= Max Hirmer =

Max Hirmer (14 April 1893 in Straubing – 17 April 1981) was a German botanist, publisher and photographer.

Hirmer was born on 14 April 1893 in Straubing. After graduating from the Wilhelmsgymnasium in Munich in 1913, he studied archaeology, art history and natural sciences. Hirmer received his doctorate from the Ludwig-Maximilians-Universität München in 1917 and his habilitation in 1922. He was an adjunct professor at the Ludwig-Maximilians-Universität München from 1928 but was dismissed by the Nazis in 1936 for political reasons. Hirmer died on 17 April 1981, 88 years old.

Hirmer wrote a number of works of botany including a book and many articles on phyllotaxis.

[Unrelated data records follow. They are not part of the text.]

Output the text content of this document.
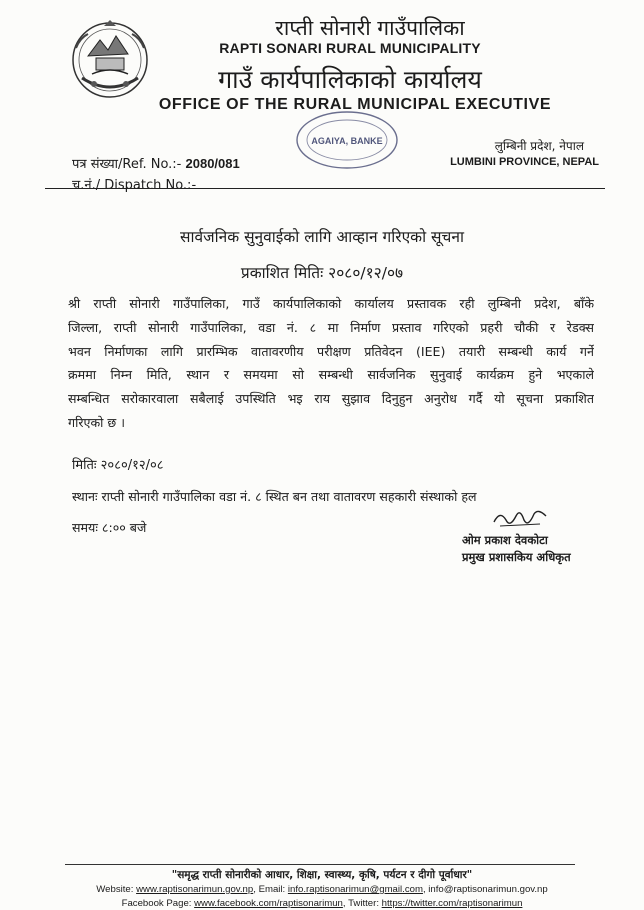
राप्ती सोनारी गाउँपालिका
RAPTI SONARI RURAL MUNICIPALITY
गाउँ कार्यपालिकाको कार्यालय
OFFICE OF THE RURAL MUNICIPAL EXECUTIVE
AGAIYA, BANKE	लुम्बिनी प्रदेश, नेपाल
LUMBINI PROVINCE, NEPAL
पत्र संख्या/Ref. No.:- 2080/081
च.नं./ Dispatch No.:-
सार्वजनिक सुनुवाईको लागि आव्हान गरिएको सूचना
प्रकाशित मितिः २०८०/१२/०७
श्री राप्ती सोनारी गाउँपालिका, गाउँ कार्यपालिकाको कार्यालय प्रस्तावक रही लुम्बिनी प्रदेश, बाँके
जिल्ला, राप्ती सोनारी गाउँपालिका, वडा नं. ८ मा निर्माण प्रस्ताव गरिएको प्रहरी चौकी र रेडक्स
भवन निर्माणका लागि प्रारम्भिक वातावरणीय परीक्षण प्रतिवेदन (IEE) तयारी सम्बन्धी कार्य गर्ने
क्रममा निम्न मिति, स्थान र समयमा सो सम्बन्धी सार्वजनिक सुनुवाई कार्यक्रम हुने भएकाले
सम्बन्धित सरोकारवाला सबैलाई उपस्थिति भइ राय सुझाव दिनुहुन अनुरोध गर्दै यो सूचना प्रकाशित
गरिएको छ ।
मितिः २०८०/१२/०८
स्थानः राप्ती सोनारी गाउँपालिका वडा नं. ८ स्थित बन तथा वातावरण सहकारी संस्थाको हल
समयः ८:०० बजे
ओम प्रकाश देवकोटा
प्रमुख प्रशासकिय अधिकृत
"समृद्ध राप्ती सोनारीको आधार, शिक्षा, स्वास्थ्य, कृषि, पर्यटन र दीगो पूर्वाधार"
Website: www.raptisonarimun.gov.np, Email: info.raptisonarimun@gmail.com, info@raptisonarimun.gov.np
Facebook Page: www.facebook.com/raptisonarimun, Twitter: https://twitter.com/raptisonarimun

As a photographer, Hirmer worked mainly in the field of art and archaeology. In 1948, he, together with his wife Aenne (1912–2017), founded the Gesellschaft für wissenschaftliches Lichtbild, or Society for the Scientific Photographic Image. This became the Hirmer-Verlag publishing house, which published numerous art studies and illustrated books. Hirmer's own books published with the firm included Ägypten. Architektur, Plastik, Malerei in drei Jahrtausenden (Egypt: Three Millennia of Architecture, Sculpture and Painting) for which he provided the photographs.

== Selected works ==

- Zur Lösung des Problems der Blattstellungen, 1922.
- "Handbuch der Paläobotanik" (1927)
- With Eberhard Otto and Christiane Desroches-Noblecourt: Ägypten: Architektur, Plastik, Malerei in drei Jahrtausenden., 1955; vierte neu bearbeitete und sehr erweiterte Auflage, Hirmer, München 1967; republished as Ägyptische Kunst., Taschenbuch, München 1971, ISBN 3-423-04092-0 and ISBN 3-423-04093-9.